Asks the LLM to generate regex patterns matching the desired content, then applies them to the original text. Works well for structured data like dates, codes, or specific formatted information.

Required Parameters

  • name: Unique name for the operation
  • type: Must be "extract"
  • prompt: Instructions specifying what content to extract. This does not need to be a Jinja template.
  • document_keys: List of document fields containing text to process

Optional Parameters

Parameter Description Default
model Language model to use Falls back to default_model
extraction_method "line_number" or "regex" "line_number"
format_extraction Join with newlines (true) or keep as list (false) true
extraction_key_suffix Suffix for output field names "extracted"
timeout Timeout for LLM calls in seconds 120
skip_on_error Continue processing if errors occur false
litellm_completion_kwargs Additional parameters for LiteLLM calls {}
limit Maximum number of documents to extract from before stopping Processes all data
retriever Name of a retriever to use for RAG. See Retrievers. None
save_retriever_output If true, saves the retrieved context to _<operation_name>_retrieved_context in the output.

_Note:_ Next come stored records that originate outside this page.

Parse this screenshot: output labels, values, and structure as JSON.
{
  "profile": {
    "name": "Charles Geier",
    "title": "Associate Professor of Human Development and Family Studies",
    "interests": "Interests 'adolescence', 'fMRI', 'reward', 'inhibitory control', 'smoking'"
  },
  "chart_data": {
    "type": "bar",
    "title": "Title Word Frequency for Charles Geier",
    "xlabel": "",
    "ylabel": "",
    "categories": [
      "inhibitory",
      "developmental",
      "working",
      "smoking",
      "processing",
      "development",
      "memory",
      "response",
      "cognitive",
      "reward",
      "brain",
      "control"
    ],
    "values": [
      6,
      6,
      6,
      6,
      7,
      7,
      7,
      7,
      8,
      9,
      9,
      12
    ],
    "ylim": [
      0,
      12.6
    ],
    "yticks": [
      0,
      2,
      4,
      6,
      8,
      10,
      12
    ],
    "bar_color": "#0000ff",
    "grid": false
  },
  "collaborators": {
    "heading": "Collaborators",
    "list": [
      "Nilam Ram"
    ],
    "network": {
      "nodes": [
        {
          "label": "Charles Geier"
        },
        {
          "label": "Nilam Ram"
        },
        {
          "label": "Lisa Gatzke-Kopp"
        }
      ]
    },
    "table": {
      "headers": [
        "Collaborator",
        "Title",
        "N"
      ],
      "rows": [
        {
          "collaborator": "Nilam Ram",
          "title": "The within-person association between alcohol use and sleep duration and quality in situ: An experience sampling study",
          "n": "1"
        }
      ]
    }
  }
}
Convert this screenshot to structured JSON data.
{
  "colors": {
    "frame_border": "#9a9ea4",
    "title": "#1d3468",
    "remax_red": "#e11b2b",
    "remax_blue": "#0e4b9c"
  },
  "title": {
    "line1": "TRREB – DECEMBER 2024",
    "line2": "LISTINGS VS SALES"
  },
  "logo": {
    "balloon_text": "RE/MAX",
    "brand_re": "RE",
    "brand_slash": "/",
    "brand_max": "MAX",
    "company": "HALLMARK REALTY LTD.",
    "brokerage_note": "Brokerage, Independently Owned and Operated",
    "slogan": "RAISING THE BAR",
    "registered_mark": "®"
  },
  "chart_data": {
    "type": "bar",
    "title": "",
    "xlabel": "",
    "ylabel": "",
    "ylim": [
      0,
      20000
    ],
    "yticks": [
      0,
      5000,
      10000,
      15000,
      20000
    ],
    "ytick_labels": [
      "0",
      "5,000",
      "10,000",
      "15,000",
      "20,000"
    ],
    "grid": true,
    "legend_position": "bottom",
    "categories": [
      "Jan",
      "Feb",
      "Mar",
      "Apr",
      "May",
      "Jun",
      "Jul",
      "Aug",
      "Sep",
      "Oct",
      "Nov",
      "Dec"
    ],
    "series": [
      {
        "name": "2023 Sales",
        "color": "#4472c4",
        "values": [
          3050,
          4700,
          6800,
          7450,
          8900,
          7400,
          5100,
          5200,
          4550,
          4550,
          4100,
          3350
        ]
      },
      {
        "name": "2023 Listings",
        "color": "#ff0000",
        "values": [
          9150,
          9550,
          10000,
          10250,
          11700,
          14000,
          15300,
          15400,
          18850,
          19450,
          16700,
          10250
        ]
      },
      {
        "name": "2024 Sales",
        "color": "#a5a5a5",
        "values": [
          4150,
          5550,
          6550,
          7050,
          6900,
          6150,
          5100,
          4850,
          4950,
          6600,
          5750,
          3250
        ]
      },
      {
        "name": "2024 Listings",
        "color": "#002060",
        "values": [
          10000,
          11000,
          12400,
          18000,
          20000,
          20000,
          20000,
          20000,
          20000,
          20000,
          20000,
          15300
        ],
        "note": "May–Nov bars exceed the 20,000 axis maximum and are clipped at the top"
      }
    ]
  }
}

False

When limit is set, Extract only reformats and submits the first N documents — useful for capping cost while previewing results on a large dataset.

Best Practices

  • Use line_number for paragraphs, sections, or content spanning multiple lines; use regex for specific patterns like dates, codes, or formatted data.
  • Include only document fields containing relevant text in document_keys.
  • Enable skip_on_error for batch processing where individual failures shouldn't halt the operation.
  • Use the default string format when extractions form a coherent whole; use the list format when each extraction needs individual processing.